Assessing the significance of differences between the frequencies of IL1 β (T-31C) gene loci in the HCG group compared with the healthy sample, it was found that there were no statistically significant differences between the loci of the studied marker. Statistically unreliable differences between groups with HCG and healthy showed low functional activity that does not play a role in the mechanism of HCG formation (Table 1).
When analyzing the distribution of IL1 β (T-31C) gene loci in the CP group compared with the healthy group, a more frequent carriage of unfavorable attenuated variants and less favorable main loci was found. However, despite the fact that in the group with CP, the frequency of the attenuated C allele was 1.2 times higher (35.2% vs. 31.9%; χ2=0.3; P=0.6; OR=1.2; 95%CI: 0.67 - 2.01), and the frequencies of attenuated T/S variants in 1.1 (38.6% vs. 36.3%; χ2=0.1; P=0.8; OR=1.1; 95%CI: 0.52 - 2.36) and C/C by 1.2 times (15.9% vs. 13.8%; χ2=0.1; P=0.8; OR=1.2; 95%CI: 0.42 - 3.32) the differences in comparison with healthy individuals had no significant significance.

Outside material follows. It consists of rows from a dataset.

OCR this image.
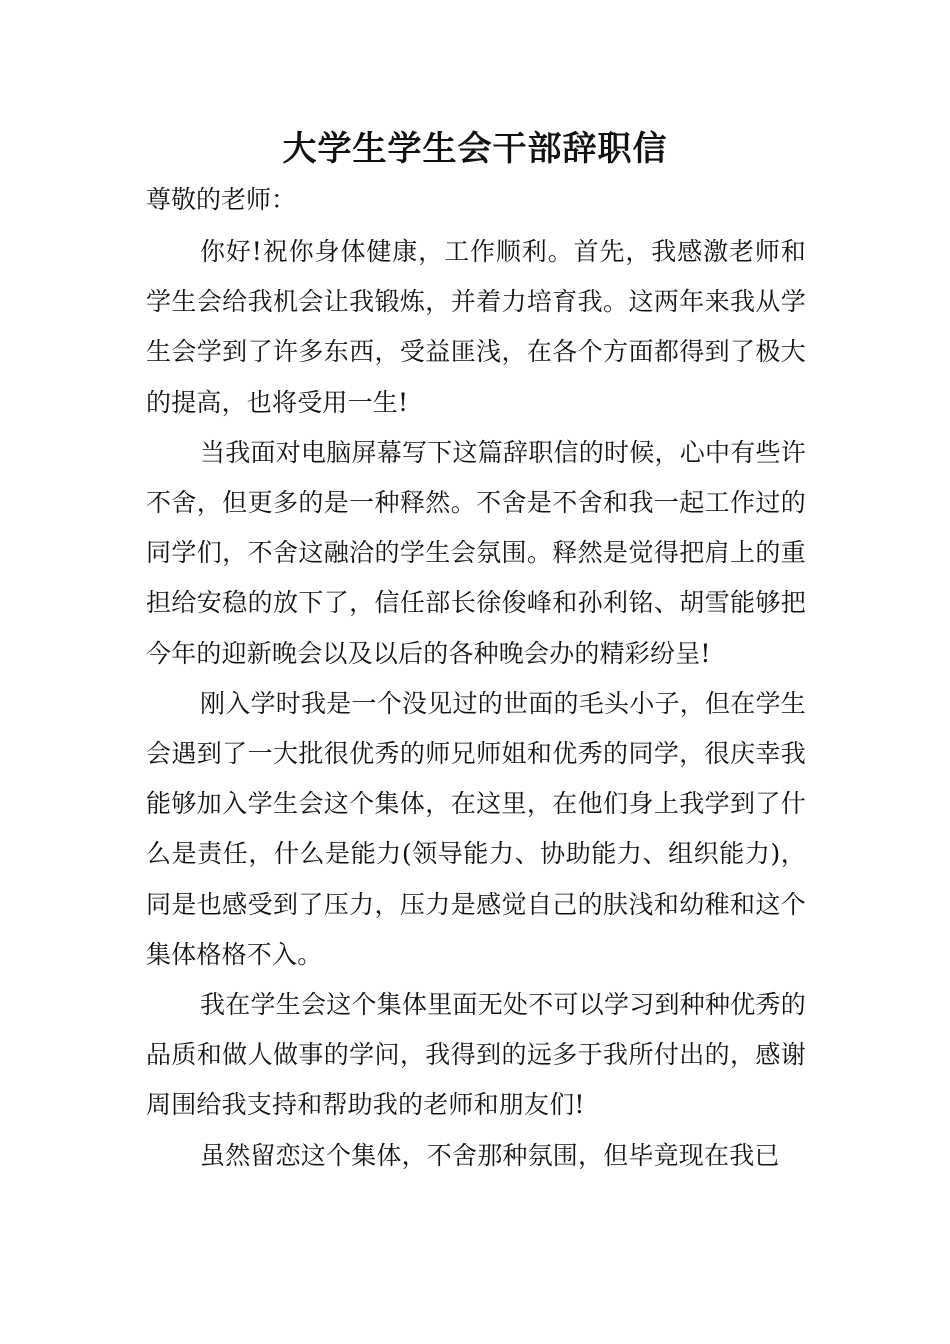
大学生学生会干部辞职信

尊敬的老师：

你好!祝你身体健康，工作顺利。首先，我感激老师和学生会给我机会让我锻炼，并着力培育我。这两年来我从学生会学到了许多东西，受益匪浅，在各个方面都得到了极大的提高，也将受用一生!

当我面对电脑屏幕写下这篇辞职信的时候，心中有些许不舍，但更多的是一种释然。不舍是不舍和我一起工作过的同学们，不舍这融洽的学生会氛围。释然是觉得把肩上的重担给安稳的放下了，信任部长徐俊峰和孙利铭、胡雪能够把今年的迎新晚会以及以后的各种晚会办的精彩纷呈!

刚入学时我是一个没见过的世面的毛头小子，但在学生会遇到了一大批很优秀的师兄师姐和优秀的同学，很庆幸我能够加入学生会这个集体，在这里，在他们身上我学到了什么是责任，什么是能力(领导能力、协助能力、组织能力)，同是也感受到了压力，压力是感觉自己的肤浅和幼稚和这个集体格格不入。

我在学生会这个集体里面无处不可以学习到种种优秀的品质和做人做事的学问，我得到的远多于我所付出的，感谢周围给我支持和帮助我的老师和朋友们!

虽然留恋这个集体，不舍那种氛围，但毕竟现在我已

Accordingly, statistically unreliable differences in the distribution of polymorphic IL1 β (T-31C) gene loci between groups with CP and healthy groups confirm the absence of significant functional activity in relation to the risk of CP (Table 1).
It was equally important to conduct a comparative assessment of the degree of differences in polymorphic loci of the IL1 β (T-31C) gene between groups of patients with HCG and CP. Based on which, in the group with HCG, it was found that there was an undefined tendency to increase the frequency of the main T allele by 1.8 times (76.3% vs. 64.8%; χ2=2.6; P=0.2; OR=1.8; 95%CI: 0.89 - 3.47).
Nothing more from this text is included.